Marine biology wasn’t the subject Manz planned to study when she came to Moravian as a freshman. She was leaning towards a major in religion. Once at the university, however, an open and inquisitive mind met a supportive and encouraging faculty. The combination sparked an interest that culminated in her obtaining a bachelor’s degree in environmental science.
“I was not a science buff in high school,” she says. “As a sophomore, I took environmental science and really liked it. I was encouraged to switch in my junior year by Dr. Frank Kuserk (director of the environmental studies and sciences program). Then I had to catch up with all the classes I needed!” With Kuserk as her mentor, Manz participated in the Student Opportunities for Academic Research (SOAR) program, studying “Painted Turtle Inter-Pond Movement and Nest Predation in the Lehigh Gap Nature Center.”
Manz received her master’s degree in biological oceanography from the University of Rhode Island in 2021. Now a doctoral student in Marine Science at Stony Brook University, she studies shark activity as it relates to the soon-to-be-completed South Fork Wind Farm located 35 miles east of Long Island. When the project is finished, cables on the seabed will transmit the energy created by the turbines to land. These cables produce electromagnetic fields (EMFs). Sharks can sense these fields, which they use to find prey—the marine life that sharks consume emits them, too.
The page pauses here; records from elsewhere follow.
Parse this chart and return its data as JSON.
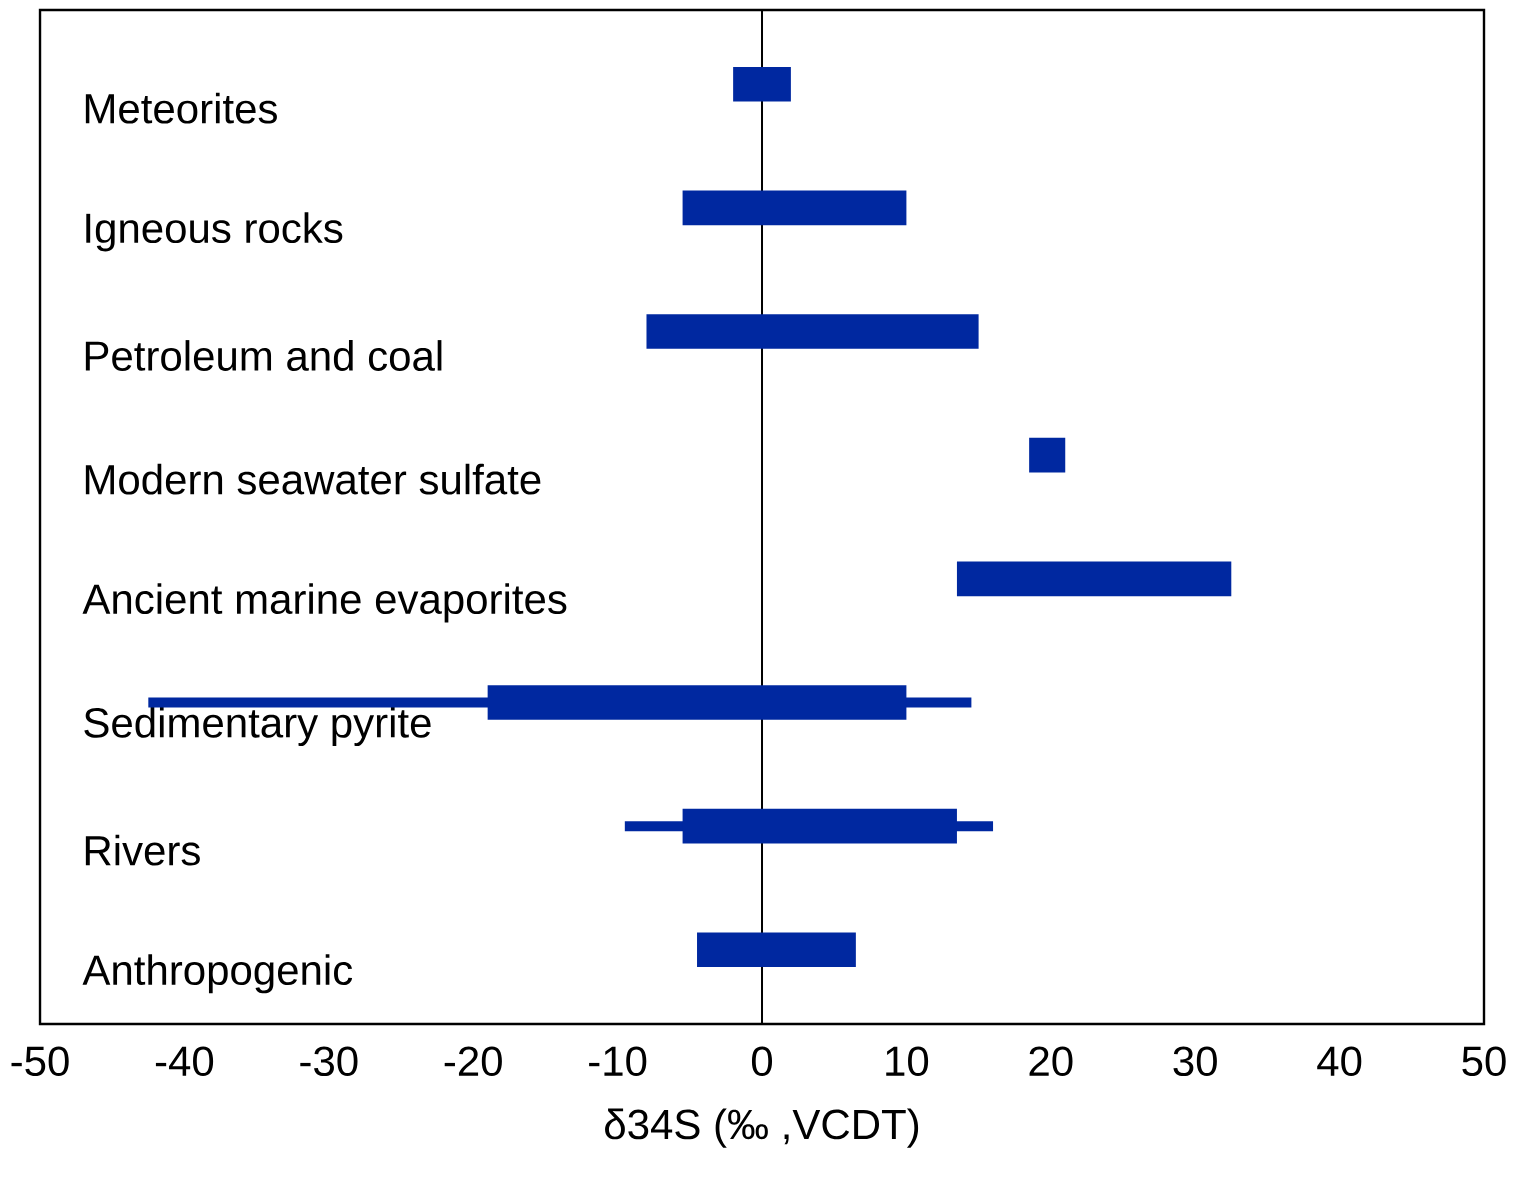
{
  "chart_data": {
    "type": "bar",
    "orientation": "horizontal",
    "xlabel": "δ34S (‰ ,VCDT)",
    "categories": [
      "Meteorites",
      "Igneous rocks",
      "Petroleum and coal",
      "Modern seawater sulfate",
      "Ancient marine evaporites",
      "Sedimentary pyrite",
      "Rivers",
      "Anthropogenic"
    ],
    "base": [
      -2,
      -5.5,
      -8,
      18.5,
      13.5,
      -19,
      -5.5,
      -4.5
    ],
    "values": [
      4,
      15.5,
      23,
      2.5,
      19,
      29,
      19,
      11
    ],
    "errors": [
      null,
      null,
      null,
      null,
      null,
      [
        -42.5,
        14.5
      ],
      [
        -9.5,
        16
      ],
      null
    ],
    "color": "#0028a0",
    "xlim": [
      -50,
      50
    ],
    "xticks": [
      -50,
      -40,
      -30,
      -20,
      -10,
      0,
      10,
      20,
      30,
      40,
      50
    ],
    "ref_lines": [
      {
        "axis": "x",
        "value": 0,
        "color": "#000000"
      }
    ],
    "grid": false
  }
}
Manz is studying how EMFs from the cables influence shark behavior. “Will they be attracted to them?” she asks. “Will they bite the cables, thinking they are prey? Will these EMFs be too much stimulation for the sharks?” She is one of a team of researchers that travel to wreck sites in a part of the ocean called the Mid-Atlantic Bight, a coastal region stretching from Cape Hatteras to Martha’s Vineyard. The sharks they catch are examined, measured, and implanted with electronic tags to track their movements. “We’re studying the before, during, and after impact of the wind farm,” she says. “It’s a long-term project. We have the ‘before’ studies. Now we’re in the ‘during’ phase.”
After she earns her PhD, Manz hopes to continue what she is doing now: studying the movement ecology of sharks, including how individual species time their migrations, what comprises suitable shark habitat, and how that might change due to global warming.
Manz credits her career to Moravian’s openness to inquiry and a faculty willing to encourage a student who wasn’t an obvious candidate for a scientific track. She expresses gratitude for the “patience and support” of Kuserk, Lord, and Assistant Professor of Biology Daniel Proud.
“It’s the structure of Moravian, being a liberal arts college, that led to finding my passion and my work,” she says.